An area in the northeast of Colombia, which sits on the border with Venezuela and includes the cities of Arauca and Buenaventura, continues to be very dangerous, as dissidents of the demobilized Revolutionary Armed Forces of Colombia (FARC, in Spanish) and other criminal organizations — the leftist-guerrilla National Liberation Army (ELN, in Spanish) — fight for control of that region.
A major counteroffensive, carried out by the Colombian government, took place February 25, when a bombardment carried out by the Colombian Military Forces neutralized 23 FARC dissidents.
According to Colombian Defense Minister Diego Molano, military planes and helicopters took part in the bombardment in the municipality of Puerto Rondón, in the Arauca province. Molano confirmed that the FARC-dissident commander in Arauca, Jorge Eliecer Jiménez, alias Arturo, was among those neutralized. “Colombia and Arauca have been liberated from a criminal, from a FARC-dissident leader, to bring more security, more peace, and to better protect the people of Arauca,” Molano said in a news conference at the site of the operation. The Colombian government accuses the dissidents —who rejected a 2016 peace deal — of murdering community leaders and civilians and say they have become a security threat.

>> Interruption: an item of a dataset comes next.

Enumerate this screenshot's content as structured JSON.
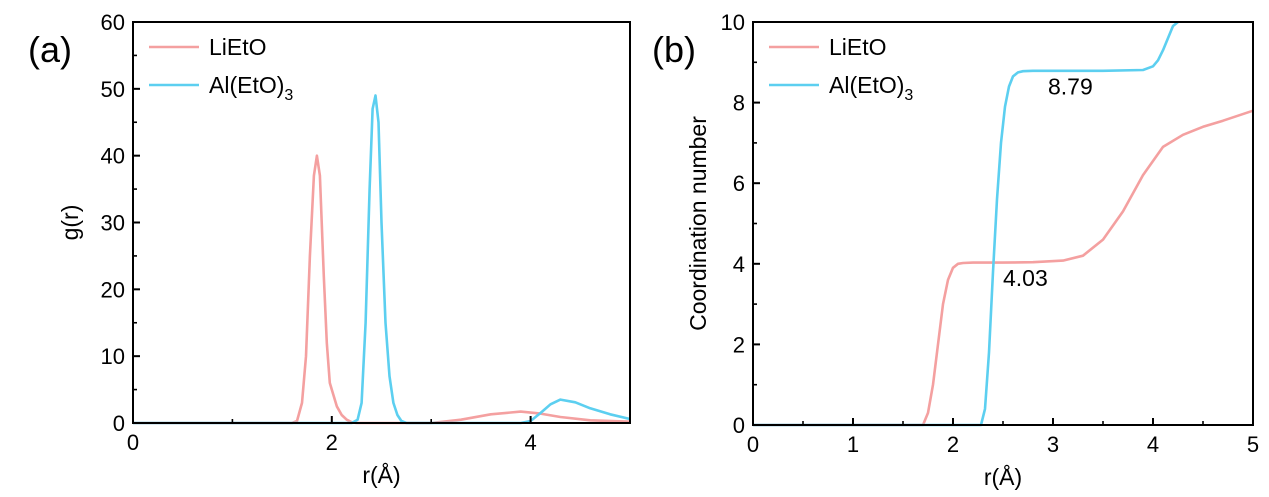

The government in Bogotá accuses Venezuela’s Nicolás Maduro of harboring FARC dissidents and members of the ELN who cross the border to launch attacks in Colombia, something Maduro has repeatedly denied, Reuters said. Leaders and residents in this border community say they are living in terror unlike any they have experienced before. More than 60 people have died in the Arauca region so far this year, according to human rights groups.
Among them is Arauca community leader Álvaro Peña Barragán, who was gunned down in his brother’s home in the last week of January. He was the 12th social leader killed in Colombia this year. The next day, while his widow was grieving at her in-law’s house, gunmen shot and killed her too, reported The Washington Post.
According to The Washington Post, what makes this moment particularly alarming — civil society leaders say — is the targeting of social leaders and human rights defenders. Both FARC dissidents and the ELN threaten and kill local leaders they accuse, often without evidence, of having links to the opposing side.
The International Committee of the Red Cross (ICRC) is concerned about the deterioration of the humanitarian situation in Arauca — i.e., how difficult it has become for the civilian population to meet their essential needs — and how it’s affecting the infrastructure civilians rely on, such as housing and health care facilities in both urban and rural areas, according to a February 4 report of the United Nations Office for the Coordination of Humanitarian Affairs (OCHA).
Arauca is a department of eastern Colombia, with a population of about 260,000 people, located in the extreme north of the Orinoco Basin, bordering Venezuela, and plays an important role in Colombia’s oil and cattle ranching industries.